シャドウが今度はゆっくりと近づく。懐から瓶を取り出しホアンダラの腕を掴んで指に雑に振りかける。と、瞬く間に吹き出していた血が止まった。

「うう……」

だが痛みは治らないのか、指を押さえうずくまる。それをシャドウが、無理やり立たせた。

「やはりいつでも過激だな、お前は。行動も、その思想も」

グォルドティタヌゥズは呆れたように首を振る。

「おれが正しいと思ってやっていることだ。何も問題はあるまい」

バルフェルンハルトは一つ鼻を鳴らし、椅子から立ち上がって少年に近づく。そしてその頬を片手で挟んだ。

「さて、お楽しみの始まりだ」












今日は春の一月七日、明日はいよいよ入学式だ。
フォーナ様はエレナさんのおかげで正気になり、今は邸の補修や減ってしまった家臣を補うための人材集めを指示している。明日からは学園の寮で生活するため、今のうちに最低限必要な指示を出しておかないといけないそうだ。

フォーナ様がいない間は、冬の間と同様家老であるプッチーノさんが代理でそれらの仕事を担う。俺はというと今日で家老紛いの立場ではなくなり、明日からは国立学園生となる。
エレナさんと三人、頑張って六年間を乗り切らないとな。


そもそも何故あの時家臣たちの姿が見られたかというと、エレナさんのスキルのおかげなのだ。
当然のように皆に質問攻めをされたエレナさんは素直に答えてくれたが、<鎮魂レクイエム>というスキルなのだという。

死体や骨、亡霊などに対して使われるスキルで、スキル名をそのまま言うのではなく、まずは教会で行われる詠唱ミサに使われている言葉をそのまま唱える。その後どのような目的かを短く加えることで、死者に様々な効果を及ぼすことができる。

エレナさんがこのスキルに気がついたのは、子供の頃祖父の墓に行った時だったという。天国で安らかにと願いながら都会の人々の間で有名な句を詠んだ後、『もう一度だけお爺ちゃんに会いたい』とつぶやいたら、あの青白い姿で地面から現れたという。
後から教会にいるスキル鑑定士という人に調べてもらったところ、れっきとしたスキルだと判明したという話だ。

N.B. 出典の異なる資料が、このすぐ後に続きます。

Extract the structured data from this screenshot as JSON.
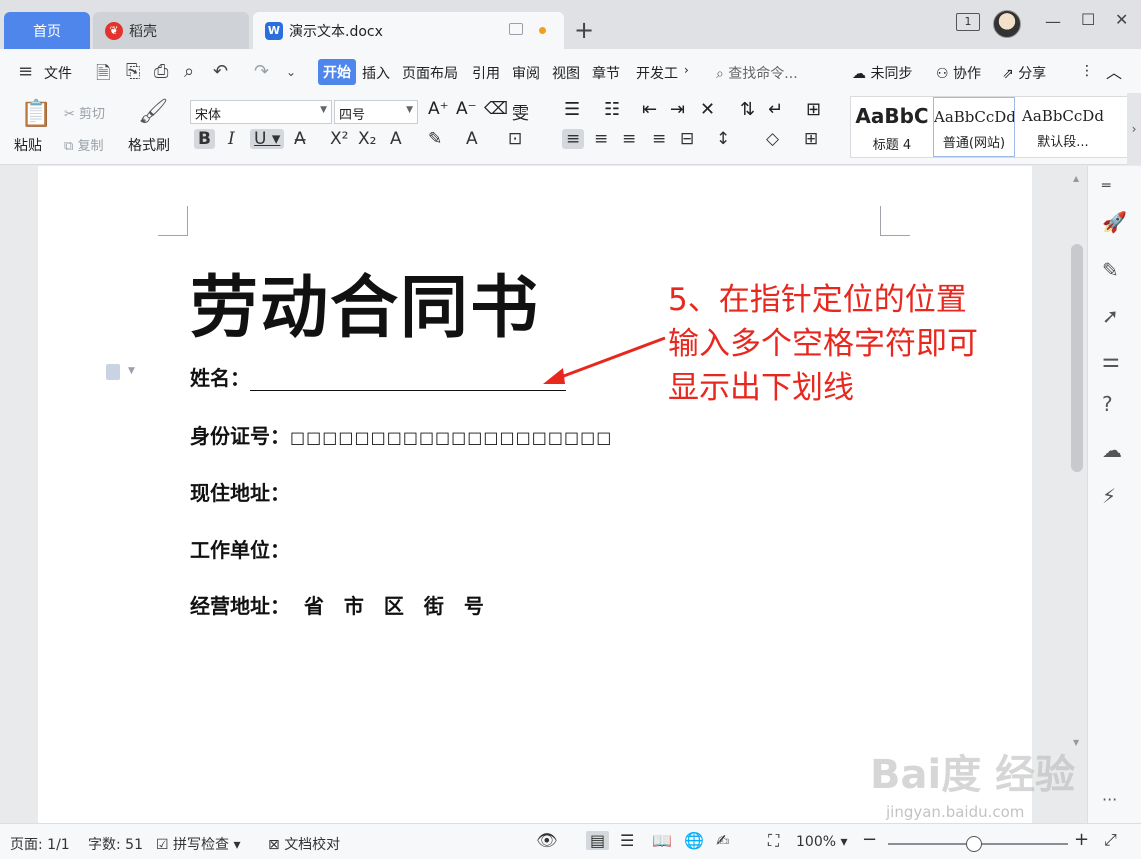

町娘であるエレナさんは、学校を卒業した後、専門学院と呼ばれる様々な職業別に存在する訓練学校で下級侍女メイドとして学ぶ傍ら、死に目に会えなかった遺族向けの鎮魂事業を手掛け学費を賄っていた。侍女専門学院をどうにか卒業したエレナさんは、そのスキルの有用さを見込まれ宮殿へ就職することができた。
それで今に至るわけだ。
宮殿に就職した後も、暇な日にはスキルを使って鎮魂に出向いていたらしい。ここ五年ほどは侍女としての本業が忙しく、スキルを使っていなかったれしいが。

エレナさんって、いったい何歳なんだ?

ちなみに、スキルは死人一人に対して一回限りしか使えないらしい。なぜならば、鎮魂のために呼び出しているため、死体から呼び出された魂はそのまま天国へと旅立ってしまうからだ。
さすがに天国からちょっと会いたいからといって現世へ呼び戻せるほど便利なスキルではない。


そんなエレナさんと俺は二人、学園生活南京前の最後の新年を楽しんでいる。
魔物に襲われた皇都であったが、八つある騎士団と神皇帝の呼びかけに応じた自警団によってだいぶ治安が保たれている。そりゃ、少しは火事場泥棒的ないざこざがあるみたいだが、何万人もの人々が暮らすこの街においては許容範囲キョヨウハンイだと団員の人は言っていた。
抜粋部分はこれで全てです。